I breathed out. My mind flew to conclusions about each in order. I’d saved Boss to save my own hide, I needed the help. Teri had been accidentally saved… though I’d wanted to find her. I hadn’t saved Lani so much as I’d helped find her work again.

But… maybe I was just being too hard on myself. The shock of what the Regent and I had learned was sending me reeling, making me try to find negatives about myself. Forwarding a narrative that I was bad.

Did I want to be bad? It’d… well, it’d make things easier if it was that black or white.

“I thought for the first fifty years that I was responsible for Zack’s death,” The Elder said. I listened. “I was born from it, after all. I awoke, and he did not. It was that simple; his life had disappeared and mine had flourished. They should be linked, with the correlation being my fault.”

“That couldn’t be your fault.” I already knew where she was going.

“The circumstances of your awakening are not yours,” The Elder said. “One does not choose to be kindled.” A pause. “One does not choose to be kindled in most cases. The Fey were going to come after you regardless of who you were, Jess. They are bound by their nature. No matter what you did these things would’ve happened.” Her beak clicked. “Unless you think you should’ve given yourself up.”

A flash of the beast from Prince’s memories. Roiling chitin and eyes, so many eyes, and a bisected jaw. Undulating creamy yellow flesh.

I shuddered.

“I didn’t think so. You’ve been doing good in the world since you arrived. Sure, we may have well wished you were some dangerous holy warrior, but we understand your nature. We understand what you aren’t, Jess.”

I clenched my teeth. “It’s a war out there, Elder.”

“I know.”

“I’m not good for war,” I said.

“Not for fighting them,” The Elder said. “But we can find a solution for that. The archivists have a few ideas on how to make this war far more winnable.”

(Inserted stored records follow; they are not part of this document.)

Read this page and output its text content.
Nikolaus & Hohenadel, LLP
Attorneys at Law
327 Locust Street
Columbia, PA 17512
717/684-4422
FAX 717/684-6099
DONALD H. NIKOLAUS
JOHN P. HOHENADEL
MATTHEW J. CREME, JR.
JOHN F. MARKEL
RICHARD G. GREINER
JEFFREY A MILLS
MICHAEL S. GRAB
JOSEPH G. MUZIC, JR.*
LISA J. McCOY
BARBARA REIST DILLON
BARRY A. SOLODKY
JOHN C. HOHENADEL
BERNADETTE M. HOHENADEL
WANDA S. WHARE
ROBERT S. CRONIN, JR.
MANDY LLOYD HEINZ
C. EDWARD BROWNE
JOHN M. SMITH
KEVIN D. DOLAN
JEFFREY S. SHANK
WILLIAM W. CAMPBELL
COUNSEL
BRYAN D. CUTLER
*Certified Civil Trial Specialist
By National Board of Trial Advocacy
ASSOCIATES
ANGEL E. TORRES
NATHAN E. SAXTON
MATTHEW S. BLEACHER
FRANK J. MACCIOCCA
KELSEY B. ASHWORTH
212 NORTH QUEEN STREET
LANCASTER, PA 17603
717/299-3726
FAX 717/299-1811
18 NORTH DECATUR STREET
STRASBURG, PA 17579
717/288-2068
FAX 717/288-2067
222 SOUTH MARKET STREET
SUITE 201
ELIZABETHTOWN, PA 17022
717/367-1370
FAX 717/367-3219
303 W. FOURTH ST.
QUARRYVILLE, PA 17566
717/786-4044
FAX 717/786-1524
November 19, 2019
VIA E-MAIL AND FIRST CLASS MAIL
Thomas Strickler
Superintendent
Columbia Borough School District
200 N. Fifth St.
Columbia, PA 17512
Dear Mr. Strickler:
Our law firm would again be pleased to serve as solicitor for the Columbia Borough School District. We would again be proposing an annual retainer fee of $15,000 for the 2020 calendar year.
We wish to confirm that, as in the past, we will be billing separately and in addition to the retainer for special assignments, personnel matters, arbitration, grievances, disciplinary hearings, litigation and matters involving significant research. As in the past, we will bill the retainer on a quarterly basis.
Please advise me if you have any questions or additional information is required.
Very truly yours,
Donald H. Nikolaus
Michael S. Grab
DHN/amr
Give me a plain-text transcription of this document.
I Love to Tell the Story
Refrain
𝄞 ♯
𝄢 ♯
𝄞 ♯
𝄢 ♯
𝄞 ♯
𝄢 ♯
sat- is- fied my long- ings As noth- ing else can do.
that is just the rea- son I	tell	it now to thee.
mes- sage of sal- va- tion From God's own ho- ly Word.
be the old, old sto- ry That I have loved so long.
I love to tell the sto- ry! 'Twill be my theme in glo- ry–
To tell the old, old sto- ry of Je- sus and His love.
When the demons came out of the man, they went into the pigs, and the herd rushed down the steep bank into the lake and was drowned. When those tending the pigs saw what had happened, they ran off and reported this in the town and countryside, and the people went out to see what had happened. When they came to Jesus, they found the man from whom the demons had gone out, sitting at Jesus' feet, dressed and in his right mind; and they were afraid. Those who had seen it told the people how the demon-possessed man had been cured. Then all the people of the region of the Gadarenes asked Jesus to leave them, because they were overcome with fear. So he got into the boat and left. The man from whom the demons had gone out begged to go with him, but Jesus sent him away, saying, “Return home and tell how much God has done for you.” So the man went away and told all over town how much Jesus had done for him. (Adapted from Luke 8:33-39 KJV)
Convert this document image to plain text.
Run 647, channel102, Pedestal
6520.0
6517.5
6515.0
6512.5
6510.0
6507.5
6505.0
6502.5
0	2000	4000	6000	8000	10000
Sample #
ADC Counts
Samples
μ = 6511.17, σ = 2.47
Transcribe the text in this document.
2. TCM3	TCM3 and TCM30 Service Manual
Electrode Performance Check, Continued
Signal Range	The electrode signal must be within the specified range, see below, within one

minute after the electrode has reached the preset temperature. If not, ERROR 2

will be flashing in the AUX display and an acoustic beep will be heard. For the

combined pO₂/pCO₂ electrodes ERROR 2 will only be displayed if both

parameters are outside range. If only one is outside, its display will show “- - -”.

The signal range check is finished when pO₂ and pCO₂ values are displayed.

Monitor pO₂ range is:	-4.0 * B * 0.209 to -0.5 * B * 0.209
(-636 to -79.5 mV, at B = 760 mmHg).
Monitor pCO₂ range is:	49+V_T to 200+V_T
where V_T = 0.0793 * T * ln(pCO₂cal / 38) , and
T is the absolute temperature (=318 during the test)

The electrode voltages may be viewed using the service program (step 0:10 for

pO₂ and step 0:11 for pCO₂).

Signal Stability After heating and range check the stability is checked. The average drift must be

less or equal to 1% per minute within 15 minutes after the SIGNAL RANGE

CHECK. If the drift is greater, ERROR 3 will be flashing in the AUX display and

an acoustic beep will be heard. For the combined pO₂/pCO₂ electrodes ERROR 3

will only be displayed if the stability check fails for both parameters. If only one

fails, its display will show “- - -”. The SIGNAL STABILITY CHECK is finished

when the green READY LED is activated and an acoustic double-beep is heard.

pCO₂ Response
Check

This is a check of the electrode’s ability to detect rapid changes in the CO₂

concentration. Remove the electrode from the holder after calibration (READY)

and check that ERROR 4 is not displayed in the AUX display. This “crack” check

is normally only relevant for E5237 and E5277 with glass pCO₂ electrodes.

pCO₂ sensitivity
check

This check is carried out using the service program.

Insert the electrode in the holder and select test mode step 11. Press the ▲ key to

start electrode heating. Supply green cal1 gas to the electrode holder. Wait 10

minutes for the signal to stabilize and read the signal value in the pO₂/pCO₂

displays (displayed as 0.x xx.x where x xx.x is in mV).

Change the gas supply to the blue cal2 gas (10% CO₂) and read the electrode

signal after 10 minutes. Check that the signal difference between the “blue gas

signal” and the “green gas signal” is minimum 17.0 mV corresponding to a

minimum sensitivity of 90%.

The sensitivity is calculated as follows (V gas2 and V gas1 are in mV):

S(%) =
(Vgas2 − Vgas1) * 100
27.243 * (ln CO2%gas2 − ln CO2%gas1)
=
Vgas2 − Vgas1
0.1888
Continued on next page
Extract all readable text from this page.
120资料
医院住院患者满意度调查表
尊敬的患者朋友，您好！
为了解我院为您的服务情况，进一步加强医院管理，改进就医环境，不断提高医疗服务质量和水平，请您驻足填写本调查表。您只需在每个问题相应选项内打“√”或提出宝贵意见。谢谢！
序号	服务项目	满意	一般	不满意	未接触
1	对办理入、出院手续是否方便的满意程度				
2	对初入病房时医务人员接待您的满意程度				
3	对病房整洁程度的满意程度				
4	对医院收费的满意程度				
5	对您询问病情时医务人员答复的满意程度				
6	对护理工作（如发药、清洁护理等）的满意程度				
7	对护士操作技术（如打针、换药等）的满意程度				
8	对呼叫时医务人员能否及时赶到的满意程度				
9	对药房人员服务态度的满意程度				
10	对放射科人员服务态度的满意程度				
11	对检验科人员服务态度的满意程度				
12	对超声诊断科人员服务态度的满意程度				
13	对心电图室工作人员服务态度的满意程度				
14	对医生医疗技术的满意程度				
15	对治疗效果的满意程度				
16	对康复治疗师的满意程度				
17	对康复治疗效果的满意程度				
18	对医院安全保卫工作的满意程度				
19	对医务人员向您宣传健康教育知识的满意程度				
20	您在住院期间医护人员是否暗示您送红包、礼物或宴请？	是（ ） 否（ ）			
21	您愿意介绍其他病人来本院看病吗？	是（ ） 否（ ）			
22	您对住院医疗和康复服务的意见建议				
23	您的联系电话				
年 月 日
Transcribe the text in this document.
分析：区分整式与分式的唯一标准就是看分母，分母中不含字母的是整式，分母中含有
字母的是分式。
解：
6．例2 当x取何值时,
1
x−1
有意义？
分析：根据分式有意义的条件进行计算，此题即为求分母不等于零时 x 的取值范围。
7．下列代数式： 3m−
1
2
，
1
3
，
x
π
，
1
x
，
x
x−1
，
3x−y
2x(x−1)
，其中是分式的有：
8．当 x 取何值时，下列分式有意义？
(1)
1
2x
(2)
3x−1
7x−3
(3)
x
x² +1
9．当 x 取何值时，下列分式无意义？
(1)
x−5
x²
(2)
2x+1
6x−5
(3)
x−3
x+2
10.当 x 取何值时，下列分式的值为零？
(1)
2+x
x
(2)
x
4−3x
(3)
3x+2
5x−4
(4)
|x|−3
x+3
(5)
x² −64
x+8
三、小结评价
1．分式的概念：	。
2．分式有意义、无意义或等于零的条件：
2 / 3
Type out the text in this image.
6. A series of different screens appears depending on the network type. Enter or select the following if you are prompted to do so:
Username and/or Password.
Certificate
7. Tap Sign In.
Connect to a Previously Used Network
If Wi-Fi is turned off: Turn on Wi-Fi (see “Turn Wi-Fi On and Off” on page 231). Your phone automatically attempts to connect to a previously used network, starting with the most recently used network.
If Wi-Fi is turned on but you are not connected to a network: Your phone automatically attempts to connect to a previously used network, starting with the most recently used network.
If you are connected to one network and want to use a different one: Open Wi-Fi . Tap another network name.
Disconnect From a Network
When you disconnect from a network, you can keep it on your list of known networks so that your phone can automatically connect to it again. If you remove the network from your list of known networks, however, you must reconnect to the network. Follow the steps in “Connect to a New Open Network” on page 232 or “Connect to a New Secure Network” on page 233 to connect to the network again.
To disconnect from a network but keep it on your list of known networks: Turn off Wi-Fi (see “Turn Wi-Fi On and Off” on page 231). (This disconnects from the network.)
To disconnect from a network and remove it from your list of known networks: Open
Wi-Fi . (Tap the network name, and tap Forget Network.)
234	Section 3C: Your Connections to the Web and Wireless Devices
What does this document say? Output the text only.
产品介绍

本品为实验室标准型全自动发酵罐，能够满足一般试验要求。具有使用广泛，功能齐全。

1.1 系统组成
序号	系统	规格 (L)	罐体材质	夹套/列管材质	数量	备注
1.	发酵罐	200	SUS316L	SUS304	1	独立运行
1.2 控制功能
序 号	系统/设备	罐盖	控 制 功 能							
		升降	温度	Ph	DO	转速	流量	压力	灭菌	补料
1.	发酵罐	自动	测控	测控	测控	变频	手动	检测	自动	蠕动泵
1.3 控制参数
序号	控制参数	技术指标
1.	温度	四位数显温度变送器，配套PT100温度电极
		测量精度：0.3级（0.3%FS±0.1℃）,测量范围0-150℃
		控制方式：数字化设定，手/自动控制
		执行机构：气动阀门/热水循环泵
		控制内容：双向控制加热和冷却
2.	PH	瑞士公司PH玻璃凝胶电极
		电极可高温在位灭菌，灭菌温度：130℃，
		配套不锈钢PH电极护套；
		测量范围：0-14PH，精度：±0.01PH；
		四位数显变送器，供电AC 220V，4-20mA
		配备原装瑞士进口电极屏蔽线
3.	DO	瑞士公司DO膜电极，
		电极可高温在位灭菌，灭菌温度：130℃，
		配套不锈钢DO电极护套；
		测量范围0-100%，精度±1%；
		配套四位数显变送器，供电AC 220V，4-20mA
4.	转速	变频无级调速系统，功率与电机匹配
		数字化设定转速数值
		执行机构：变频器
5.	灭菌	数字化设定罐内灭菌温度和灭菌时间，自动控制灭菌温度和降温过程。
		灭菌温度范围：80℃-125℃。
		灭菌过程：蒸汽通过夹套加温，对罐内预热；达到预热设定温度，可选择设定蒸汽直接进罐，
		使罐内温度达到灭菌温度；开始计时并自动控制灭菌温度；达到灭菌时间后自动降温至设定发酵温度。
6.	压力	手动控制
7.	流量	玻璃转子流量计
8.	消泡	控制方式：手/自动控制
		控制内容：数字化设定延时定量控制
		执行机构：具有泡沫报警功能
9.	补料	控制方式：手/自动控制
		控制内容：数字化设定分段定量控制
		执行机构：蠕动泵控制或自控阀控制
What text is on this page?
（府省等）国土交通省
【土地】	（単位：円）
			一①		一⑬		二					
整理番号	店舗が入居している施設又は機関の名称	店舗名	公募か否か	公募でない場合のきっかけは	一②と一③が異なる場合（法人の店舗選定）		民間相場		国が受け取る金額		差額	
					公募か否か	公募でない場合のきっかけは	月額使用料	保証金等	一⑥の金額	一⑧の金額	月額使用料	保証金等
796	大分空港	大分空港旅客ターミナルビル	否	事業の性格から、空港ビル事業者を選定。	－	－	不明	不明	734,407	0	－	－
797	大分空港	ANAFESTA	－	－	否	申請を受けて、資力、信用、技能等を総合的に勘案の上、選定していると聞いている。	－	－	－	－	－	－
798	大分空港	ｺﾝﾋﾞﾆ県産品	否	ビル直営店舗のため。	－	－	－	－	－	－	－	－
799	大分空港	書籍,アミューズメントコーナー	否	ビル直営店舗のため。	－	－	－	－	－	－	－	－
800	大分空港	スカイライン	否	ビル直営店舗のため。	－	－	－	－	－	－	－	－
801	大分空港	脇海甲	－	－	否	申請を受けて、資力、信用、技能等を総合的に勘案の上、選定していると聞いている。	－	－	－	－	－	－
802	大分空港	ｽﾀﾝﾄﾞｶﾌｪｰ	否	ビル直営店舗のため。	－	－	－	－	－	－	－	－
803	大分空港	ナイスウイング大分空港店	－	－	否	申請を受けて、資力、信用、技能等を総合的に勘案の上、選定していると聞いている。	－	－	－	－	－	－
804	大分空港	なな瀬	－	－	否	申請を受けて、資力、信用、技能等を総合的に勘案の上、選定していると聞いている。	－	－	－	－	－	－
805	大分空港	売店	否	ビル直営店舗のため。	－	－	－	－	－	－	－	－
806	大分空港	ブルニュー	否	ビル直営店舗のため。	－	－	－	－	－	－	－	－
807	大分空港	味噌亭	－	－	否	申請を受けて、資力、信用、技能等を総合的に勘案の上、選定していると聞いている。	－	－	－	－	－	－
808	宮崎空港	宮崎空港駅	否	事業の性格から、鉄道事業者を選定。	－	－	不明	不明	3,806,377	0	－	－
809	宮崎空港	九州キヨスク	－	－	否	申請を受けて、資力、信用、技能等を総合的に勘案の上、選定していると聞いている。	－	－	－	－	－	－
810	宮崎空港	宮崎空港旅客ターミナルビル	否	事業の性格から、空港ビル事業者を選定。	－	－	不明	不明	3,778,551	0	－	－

I breathed out. It ached in my throat. Tears burned behind my eyes, turning my vision glossy.

Omoi corrected for the extra water, and synthesized what the world probably looked like.

The Elder turned away from the window. “I believe I have someone else here to see me, Warden. My apologize for chasing you out the door.”

“It’s no problem,” I lied.

But I was feeling better. That was what the Elder was for.

I wasn’t fixed. The guilt was still there, but… maybe that was just human. Or Crow.

Or just what living free willed beings did.

One day, I’d be able to give advice to the Crows myself. Stupid immortal knowledge beasts.

As I left, a white Crow slipped into the open door and sat down. Even the inquisition needed help in this hour.